С такими напутствиями и такими возможностями провинциал из Букачевцев в 1908 году начал завоевывать Львов — столицу Галицийского наместничества Австро-Венгерской империи. Местечковую улицу сменили двести девяносто кварталов, три тысячи восемьсот тридцать два дома. С прибытием Адольфа Ротфельда население города доросло до ста восьмидесяти пяти тысяч, обогнав семь государств: Ватикан, Люксембург, герцогство Лихтенштейн, Исландскую республику, Сан-Марино, Андору.
Первое десятилетие века ознаменовалось торжеством львовской торгово-промышленной знати, золото успешно наступает на обветшалые дворянские звания. Надменные магнаты больше не возводят дворцы, не швыряют пожертвования на строительство величественных костелов. Купцы и промышленники возводят кварталы многоэтажных домов на улицах Листопада, Пекарской, Валовой, Галицкой, Рутовского, Боимов и Краковской, их особняки обгоняют дворянские не вкусом — богатством: интерьерами, изощренно украшенными резным деревом и росписью, барельефами и скульптурами рыцарей в тяжелых доспехах, египтянок, гладиаторов, аллегориями ремесла, плодородия, искусства, труда.
Обходит Ротфельд львовские улицы, и нет конца невиданному великолепию. Наступил вечер, возвращается к центру, преображенному колдовским светом трехсот девяноста пяти керосиновых ламп. Рассказал квартирохозяину пану Вайману об увиденном чуде, тот скептически улыбнулся:
— Молодой человек, посмотрите на это «чудо» с другой стороны. Уличные фонари заправляются, конечно, не императорским и не светским керосином — литр обычного стоит пятнадцать геллеров. Фонарь сжигает за ночь, допустим, пол-литра керосина, — что же тогда получается? А получается двести литров или двести килограммов хлеба. Столько, наверное, за сутки не съедают ваши Букачевцы. Это же ужас! Еще больший вопрос, кто выгадывает — ваши Букачевцы без уличных керосиновых фонарей или Львов?! Здесь люди бесятся с жиру, вечером пойдите на Гетманскую[6] — еще не то увидите,
— Что ж там можно увидеть? — заинтересовался Ротфельд.

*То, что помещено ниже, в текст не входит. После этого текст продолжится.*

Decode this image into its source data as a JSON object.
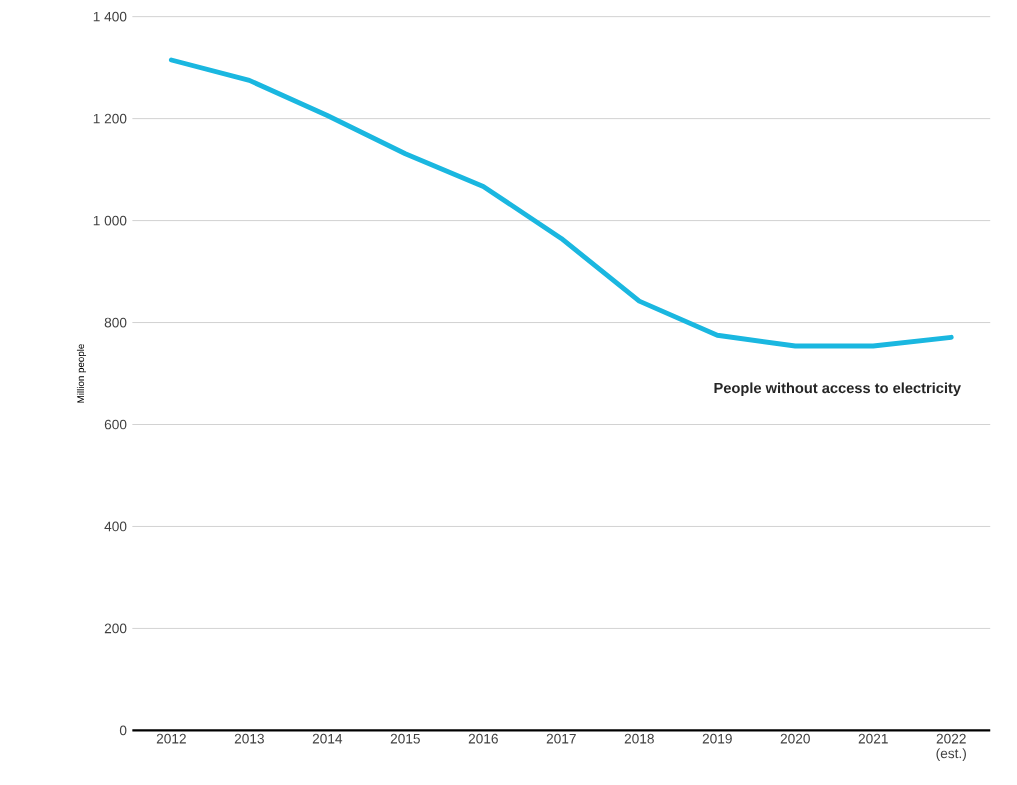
{
  "chart_data": {
    "type": "line",
    "ylabel": "Million people",
    "categories": [
      "2012",
      "2013",
      "2014",
      "2015",
      "2016",
      "2017",
      "2018",
      "2019",
      "2020",
      "2021",
      "2022 (est.)"
    ],
    "series": [
      {
        "name": "People without access to electricity",
        "color": "#1ab7e0",
        "values": [
          1315,
          1275,
          1206,
          1131,
          1067,
          965,
          842,
          775,
          754,
          754,
          771
        ]
      }
    ],
    "ylim": [
      0,
      1400
    ],
    "yticks": [
      0,
      200,
      400,
      600,
      800,
      {
        "value": 1000,
        "label": "1 000"
      },
      {
        "value": 1200,
        "label": "1 200"
      },
      {
        "value": 1400,
        "label": "1 400"
      }
    ],
    "grid": "y",
    "legend": false,
    "marker": "none",
    "line_style": "solid"
  }
}
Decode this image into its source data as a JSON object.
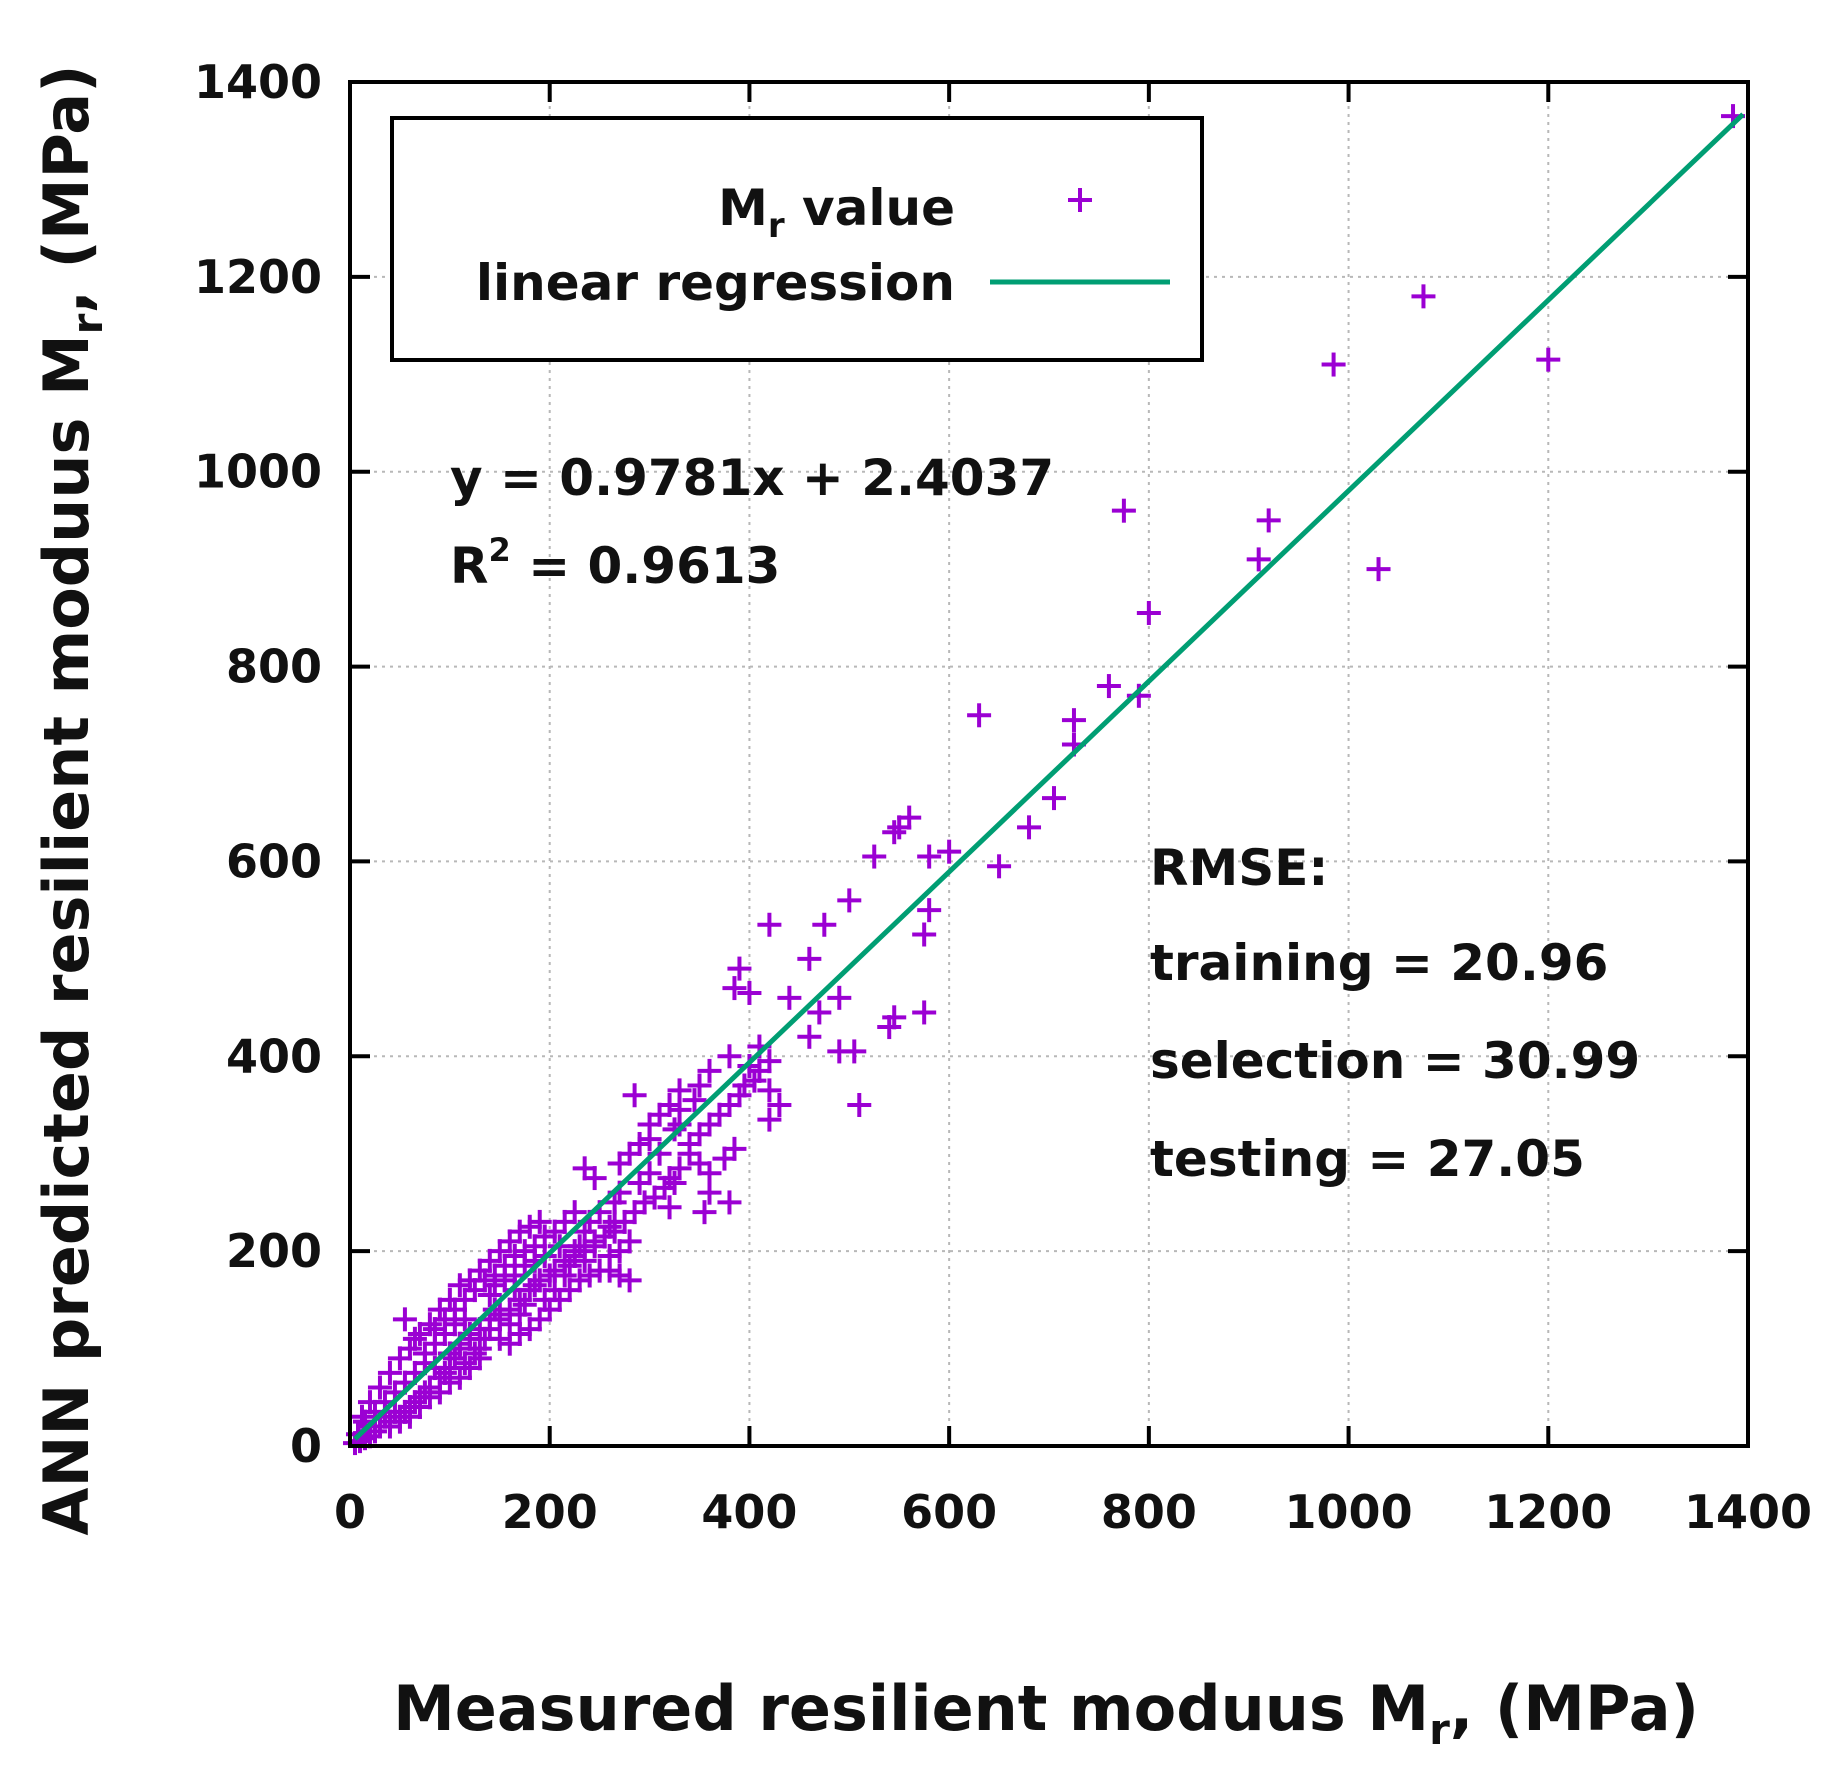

— Газ! — таинственно произнес пан Вайман и оглушил новым вопросом: — А электрические лампочки вы когда-нибудь видели?
— Слышал, но не знаю, что это такое… — признался Ротфельд.
— Это деньги, большие деньги! — Как и отец, пан Вайман все измеряет кронами. — Открыли краник, в стеклянную трубку идет газ, горит ярче, чем керосин. Подошли к стене, нажали на кнопку — и в висящем под потолком стеклянном шаре загораются два волоска. Мизер, а свет от них ярче керосина и газа. Мне неизвестно, как освещается рай, думаю, электрическим светом. Деньги, черт их побери, — вот что они могут сделать. Хотите знать, сколько во Львове богатых людей? Считайте по электрическим лампочкам. Чем человек богаче, тем больше комнат, тем больше лампочек. Знаете, сколько во Львове электрических лампочек? — Не дождавшись ответа, после интригующей паузы сообщает: — Семнадцать тысяч, молодой человек! А знаете ли вы, что такое телефон? — решил сразить до конца своего постояльца.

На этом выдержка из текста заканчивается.